Adventurers and Explorers
Posted by Dan | May 9th, 2021 - 8:16pm
Everyone loves a good adventure, but for these folks, a lot of theirs were life or death situations that changed our knowledge of the world forever. They all committed feats worth remembering, but how much do you know about the explorers of the world? Know your Amundsen from your Armstrong? Your Columbus from your Clark from your Cook? Well then, let us get started with 10 easier questions about the history of adventure!
Amerigo Vespucci, whose name would eventually go on to name the Americas, was a merchant and explorer who made several trips to the new world. What was Amerigo Vespucci's main legacy?
Bartolomeu Dias, a Portuguese explorer, achieved a first in 1488 that would forever help connect Europe to Asia - but what was that first?
Vikings were successful explorers in their time, with settlements established all around Europe via the North Sea and the Mediterranean. Around the year 1000 the Vikings, likely led by Leif Erikson, founded a settlement in a surprising place - where was it?
In 1519, a fleet of 5 ships captained by Ferdinand Magellan set sail from Spain; one ship, the Victoria, would return in 1522, captained by Juan Sebastián Elcano. Despite the heavy losses, what did the voyage achieve?
Initially settled around the 13th century by Polynesians, this remote country was one of the last locations to be settled by people. While a Dutch Explorer named Abel Tasman would 'discover' it (from a European perspective) in the 17th century and James Cook would map its coastline in the mid 18th century, it wouldn't be until the mid 19th century that this country became a colony of the British Empire. Which country am I?
Named by a European explorer as the 'Sandwich Islands', Hawaii was a land of chiefdoms, settled by a slow influx of boats from across the Pacific that would slowly grow into a kingdom, then a republic before annexation and eventually becoming a state. But which explorer arrived here in 1778 to officially put Hawaii on the maps?
In the early 20th century, a race between two groups of explorers had begun: a race to the south pole.
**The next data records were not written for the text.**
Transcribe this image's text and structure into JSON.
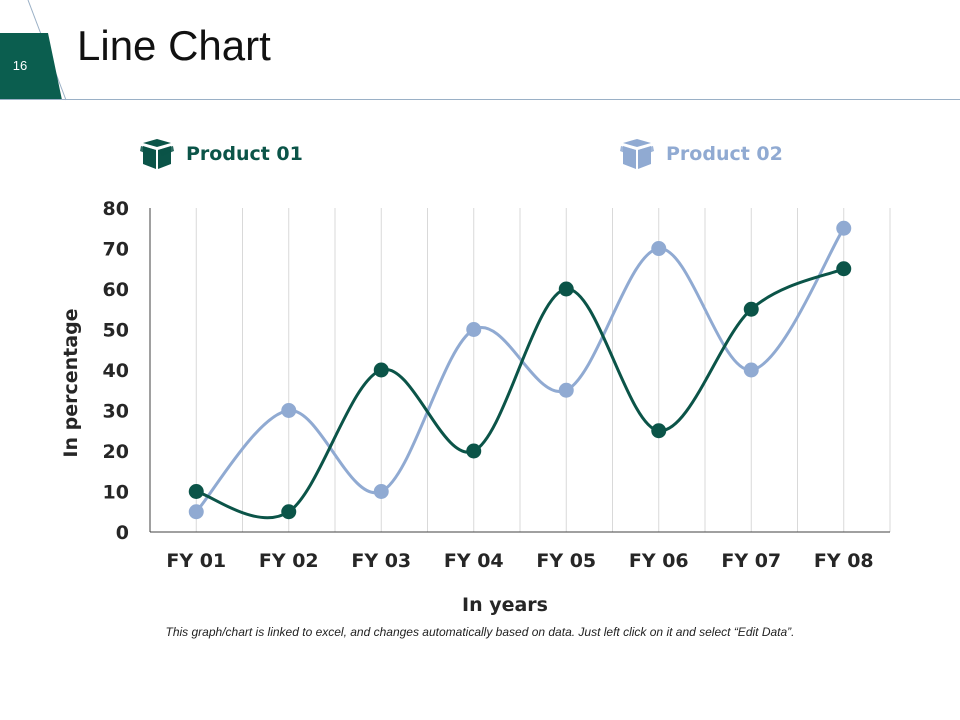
{
  "slide": {
    "number": "16",
    "title": "Line Chart"
  },
  "colors": {
    "product1": "#0b5448",
    "product2": "#90aad2",
    "header_line": "#9ab0c6",
    "badge": "#0b5e4f"
  },
  "legend": {
    "items": [
      {
        "label": "Product 01",
        "icon": "box-icon",
        "color": "#0b5448"
      },
      {
        "label": "Product 02",
        "icon": "box-icon",
        "color": "#90aad2"
      }
    ]
  },
  "chart_data": {
    "type": "line",
    "title": "",
    "xlabel": "In years",
    "ylabel": "In percentage",
    "categories": [
      "FY 01",
      "FY 02",
      "FY 03",
      "FY 04",
      "FY 05",
      "FY 06",
      "FY 07",
      "FY 08"
    ],
    "series": [
      {
        "name": "Product 01",
        "values": [
          10,
          5,
          40,
          20,
          60,
          25,
          55,
          65
        ]
      },
      {
        "name": "Product 02",
        "values": [
          5,
          30,
          10,
          50,
          35,
          70,
          40,
          75
        ]
      }
    ],
    "ylim": [
      0,
      80
    ],
    "yticks": [
      0,
      10,
      20,
      30,
      40,
      50,
      60,
      70,
      80
    ],
    "smooth": true,
    "grid": "vertical",
    "legend_position": "top"
  },
  "footnote": "This graph/chart is linked to excel, and changes automatically based on data. Just left click on it and select “Edit Data”."
}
On one side, was Robert Falcon Scott and his team, who would lose the race by roughly 1 month before eventually losing his life too. But who won that race?
Edmund Hillary and Tenzing Norgay are a duo of adventurers who together completed a first on 29th May 1953. Which first was it?
Likewise, Jacques Piccard and Don Walsh are another duo to achieve a first, but their first was in a Submarine. They descended to Challenger Deep, the deepest point known in Earth's oceans. What year did they achieve this?